A primary purpose of holding or investing in gold is to protect one’s portfolio against high inflation. It has always been considered an inflationary hedge. Simply put, one can extrapolate that if interest rates remain elevated or spike higher it will provide bullish tailwinds supportive of higher gold pricing.
This is true with one exception; when the Federal Reserve is initiating either quantitative tightening or quantitative easing. Currently, the Federal Reserve is completing a multiyear period of quantitative tightening in which they have raised interest rates from historic lows of 0% to a ¼%, all the way to between 5 ¼% and 5 ½%.
Higher interest rates exude a bearish influence on gold because gold does not contain any intrinsic yield. When fixed income assets such as treasuries have high yields it diminishes the allure for gold. This scenario is the economic environment that we find ourselves in today.
One-Two Punch
This week two important reports revealed new data concerning current inflationary pressures. The Consumer Price Index revealed that inflation for February came in hotter than expected. Yesterday’s release of the most current Producer Price Index revealed that producers raised the price of their goods by 0.6% during the month of February. Because a hot PPI is a precursor to a hot CPI we can expect that inflation this month could continue to be elevated.
This has pressured gold off the highs achieved last Friday. Tuesday's release of the CPI took gold futures down $25, and on Wednesday gold recovered gaining back approximately $15 of Tuesday’s decline. For the remainder of the week, gold softened but still did not trade to a lower low than the low achieved on Tuesday.
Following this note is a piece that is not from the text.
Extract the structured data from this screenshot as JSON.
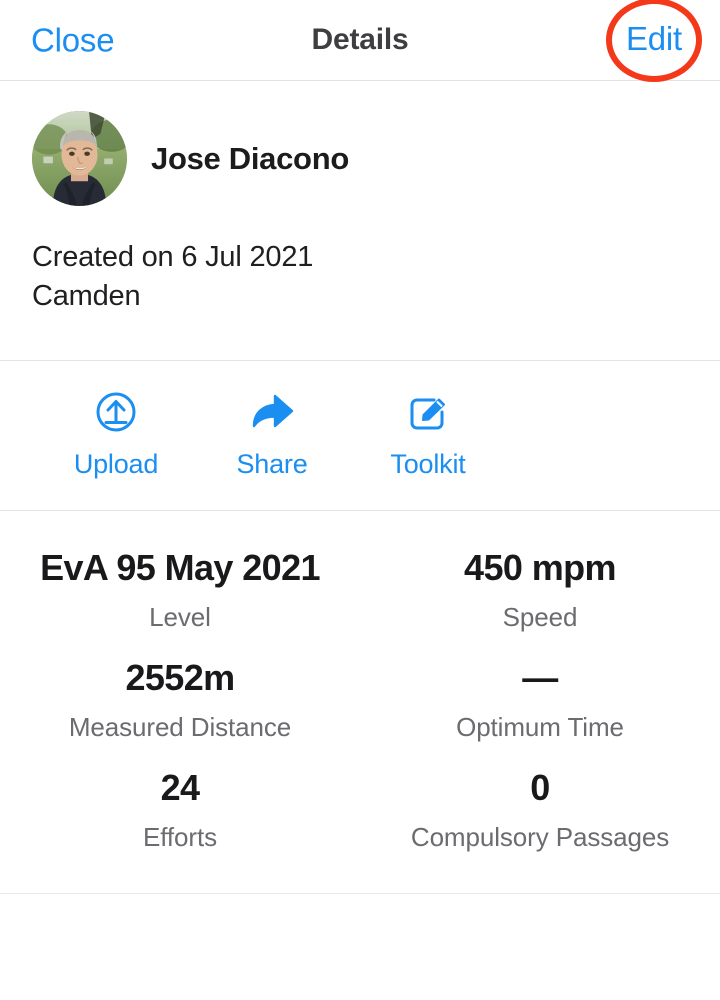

One week ago, gold futures challenged $2200 per ounce and traded to a high of $2203. The price of gold above $2200 for the first time in history was short-lived, but the fact that gold has remained above $2150 all week is a sign that a base is being formed, and we may see that price tested again soon. Gold has been extremely resilient and able to hold onto most of its recent gains even with moderate headwinds from dollar strength, and higher treasury yields.
As of 6 PM EDT, gold futures basis the most active April contract is currently fixed at $2159.40 after factoring in today’s modest decline of $7.10 or 0.33%.
Market participants will now begin to enter a “wait-and-see mode” as the Federal Reserve will begin the March FOMC meeting. According to the CME’s FedWatch tool, it is almost a certainty that they will not announce or initiate any rate cuts for March. They will however release their most current economic outlook and release a revised “dot plot” an integral component of the SEP (summary of economic projections). The dot plot released in February anticipated that the first set of rate cuts by the Federal Reserve would begin this year and anticipated that they would cut rates by three-quarters of a percent. They also projected continued rate cuts in 2025, and 2026 as they “normalize” its benchmark interest rates (fed funds rate) just above 3%.